А Беата была полной противоположностью Карине. Она вообще не хотела работать. Пока они жили вместе, она только и делала, что ныла о деньгах. Ныла, что его не повышают, а зарплату его не индексируют, но при этом сама работать даже не думала. «Я занимаюсь домом», — говорила она. Припарковав машину, Шель сделал глубокий вдох. Ему неприятно было вспоминать бывшую жену, вспоминать, каким он сам был рядом с ней. Как можно было потратить несколько лет своей жизни на такую женщину? Нет, он не жалел, что они завели ребенка. Жалел лишь, что так долго был слеп. Беата ослепила его своей красотой и молодостью, ему лестно было внимание молодой женщины, и он быстро попался в ее сети. Выйдя из машины, журналист запретил себе думать о Беате. Это только испортит ланч с его любимой женщиной.
— Привет, милый! — обрадовалась ему Карина. — Садись. Еда почти готова. Я пожарила оладьи.
Она поставила перед ним тарелку, и Рингхольм с наслаждением вдохнул идущий от нее аромат. Он просто обожал оладьи.

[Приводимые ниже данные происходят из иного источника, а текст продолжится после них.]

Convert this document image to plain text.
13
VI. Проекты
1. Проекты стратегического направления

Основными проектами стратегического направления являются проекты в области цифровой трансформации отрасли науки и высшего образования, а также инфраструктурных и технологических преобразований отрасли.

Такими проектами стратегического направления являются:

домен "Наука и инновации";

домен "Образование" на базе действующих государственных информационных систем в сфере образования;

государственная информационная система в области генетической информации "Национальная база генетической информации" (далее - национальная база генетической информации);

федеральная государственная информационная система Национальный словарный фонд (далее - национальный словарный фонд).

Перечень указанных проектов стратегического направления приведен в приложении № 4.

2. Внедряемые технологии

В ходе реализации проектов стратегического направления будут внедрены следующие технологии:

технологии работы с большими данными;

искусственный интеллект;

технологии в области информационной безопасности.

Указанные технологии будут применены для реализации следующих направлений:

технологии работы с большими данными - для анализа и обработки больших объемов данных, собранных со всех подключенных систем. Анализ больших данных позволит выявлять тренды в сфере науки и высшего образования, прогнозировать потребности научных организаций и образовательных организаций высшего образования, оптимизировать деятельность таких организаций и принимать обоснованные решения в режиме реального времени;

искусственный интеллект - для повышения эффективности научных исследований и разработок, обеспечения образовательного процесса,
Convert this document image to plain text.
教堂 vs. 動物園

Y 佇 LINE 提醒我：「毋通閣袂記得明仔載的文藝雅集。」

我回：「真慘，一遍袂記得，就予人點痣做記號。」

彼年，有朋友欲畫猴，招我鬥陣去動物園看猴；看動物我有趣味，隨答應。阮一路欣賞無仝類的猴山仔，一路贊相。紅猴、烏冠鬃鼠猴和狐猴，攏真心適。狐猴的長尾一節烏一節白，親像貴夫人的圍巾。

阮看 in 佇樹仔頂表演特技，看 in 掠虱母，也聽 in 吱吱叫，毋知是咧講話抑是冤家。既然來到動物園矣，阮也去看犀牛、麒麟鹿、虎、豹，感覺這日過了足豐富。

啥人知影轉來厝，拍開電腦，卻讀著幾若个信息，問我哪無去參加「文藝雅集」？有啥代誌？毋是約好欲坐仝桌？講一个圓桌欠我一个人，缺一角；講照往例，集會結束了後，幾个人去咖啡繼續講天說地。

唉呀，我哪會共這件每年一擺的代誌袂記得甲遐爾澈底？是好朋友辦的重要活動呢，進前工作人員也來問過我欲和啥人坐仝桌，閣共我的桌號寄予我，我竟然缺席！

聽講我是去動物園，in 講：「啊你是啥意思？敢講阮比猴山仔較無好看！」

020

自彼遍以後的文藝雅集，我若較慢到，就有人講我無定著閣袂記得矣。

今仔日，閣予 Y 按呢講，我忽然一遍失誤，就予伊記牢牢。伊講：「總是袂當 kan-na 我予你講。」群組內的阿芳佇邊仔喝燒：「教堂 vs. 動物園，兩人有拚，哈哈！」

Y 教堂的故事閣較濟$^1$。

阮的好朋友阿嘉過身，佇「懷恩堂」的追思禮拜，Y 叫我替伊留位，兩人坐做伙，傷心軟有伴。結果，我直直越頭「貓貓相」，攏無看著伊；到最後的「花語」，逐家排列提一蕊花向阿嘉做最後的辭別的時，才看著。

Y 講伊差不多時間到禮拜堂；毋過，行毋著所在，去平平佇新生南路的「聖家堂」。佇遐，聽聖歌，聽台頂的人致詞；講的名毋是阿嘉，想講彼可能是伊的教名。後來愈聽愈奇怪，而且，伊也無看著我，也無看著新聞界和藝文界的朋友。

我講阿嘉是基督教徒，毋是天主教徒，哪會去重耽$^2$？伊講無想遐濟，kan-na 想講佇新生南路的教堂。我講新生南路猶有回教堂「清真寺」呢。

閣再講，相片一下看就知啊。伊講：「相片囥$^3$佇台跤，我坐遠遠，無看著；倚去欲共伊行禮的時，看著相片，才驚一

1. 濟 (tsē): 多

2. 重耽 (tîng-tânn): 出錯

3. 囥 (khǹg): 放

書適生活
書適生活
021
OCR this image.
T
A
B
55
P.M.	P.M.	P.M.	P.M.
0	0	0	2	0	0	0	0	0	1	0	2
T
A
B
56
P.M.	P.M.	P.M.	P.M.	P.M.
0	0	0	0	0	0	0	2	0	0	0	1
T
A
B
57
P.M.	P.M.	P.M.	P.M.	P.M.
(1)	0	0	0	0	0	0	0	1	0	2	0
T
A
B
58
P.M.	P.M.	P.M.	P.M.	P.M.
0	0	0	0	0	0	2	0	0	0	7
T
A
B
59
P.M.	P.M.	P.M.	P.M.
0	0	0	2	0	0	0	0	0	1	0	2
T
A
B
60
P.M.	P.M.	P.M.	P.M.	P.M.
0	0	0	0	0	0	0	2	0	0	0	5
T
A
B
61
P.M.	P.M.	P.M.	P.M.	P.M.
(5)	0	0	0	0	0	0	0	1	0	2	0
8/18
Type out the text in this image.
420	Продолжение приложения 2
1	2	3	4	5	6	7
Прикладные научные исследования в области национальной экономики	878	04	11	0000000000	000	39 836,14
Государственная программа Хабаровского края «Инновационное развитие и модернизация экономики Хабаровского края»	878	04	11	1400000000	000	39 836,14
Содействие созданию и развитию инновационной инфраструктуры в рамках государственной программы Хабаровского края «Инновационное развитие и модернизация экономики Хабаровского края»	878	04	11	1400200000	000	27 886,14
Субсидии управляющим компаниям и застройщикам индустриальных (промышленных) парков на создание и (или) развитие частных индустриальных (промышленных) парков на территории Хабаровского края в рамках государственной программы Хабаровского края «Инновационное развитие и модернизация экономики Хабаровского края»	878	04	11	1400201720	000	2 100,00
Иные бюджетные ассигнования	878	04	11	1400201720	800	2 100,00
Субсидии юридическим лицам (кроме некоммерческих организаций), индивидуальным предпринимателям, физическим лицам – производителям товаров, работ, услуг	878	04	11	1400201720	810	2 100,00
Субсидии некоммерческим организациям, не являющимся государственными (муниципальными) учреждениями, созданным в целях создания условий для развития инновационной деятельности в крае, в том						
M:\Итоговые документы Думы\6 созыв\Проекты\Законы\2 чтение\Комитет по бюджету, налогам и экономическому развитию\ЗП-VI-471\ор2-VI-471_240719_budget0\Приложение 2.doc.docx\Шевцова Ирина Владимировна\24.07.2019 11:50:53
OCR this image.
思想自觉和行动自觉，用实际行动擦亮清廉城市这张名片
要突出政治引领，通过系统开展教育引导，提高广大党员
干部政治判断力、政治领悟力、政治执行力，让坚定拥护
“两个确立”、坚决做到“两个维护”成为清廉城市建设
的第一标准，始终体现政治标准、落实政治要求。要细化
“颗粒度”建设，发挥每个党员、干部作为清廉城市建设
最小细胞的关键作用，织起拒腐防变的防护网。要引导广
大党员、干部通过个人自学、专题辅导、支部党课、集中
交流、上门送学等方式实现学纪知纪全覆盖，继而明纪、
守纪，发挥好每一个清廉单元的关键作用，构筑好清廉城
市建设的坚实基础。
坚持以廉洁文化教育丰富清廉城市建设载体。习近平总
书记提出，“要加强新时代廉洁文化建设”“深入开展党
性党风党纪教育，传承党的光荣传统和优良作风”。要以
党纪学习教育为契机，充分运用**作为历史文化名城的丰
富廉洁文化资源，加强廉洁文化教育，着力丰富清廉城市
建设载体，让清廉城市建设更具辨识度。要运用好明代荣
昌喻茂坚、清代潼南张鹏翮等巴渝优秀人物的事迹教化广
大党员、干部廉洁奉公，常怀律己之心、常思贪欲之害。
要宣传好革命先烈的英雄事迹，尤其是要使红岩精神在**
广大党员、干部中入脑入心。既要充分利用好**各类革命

— Как дела на работе? — спросила его подруга, присев напротив.
Журналист посмотрел на нее с нежностью. Даже старела она красиво. Морщинки от смеха вокруг глаз ей очень шли. А ее любимое хобби — садоводство — обеспечило Карине эффектный загар.
— Не очень, — вздохнул Шель. — Я пытаюсь узнать побольше о Йоне Хольме, но это не так легко.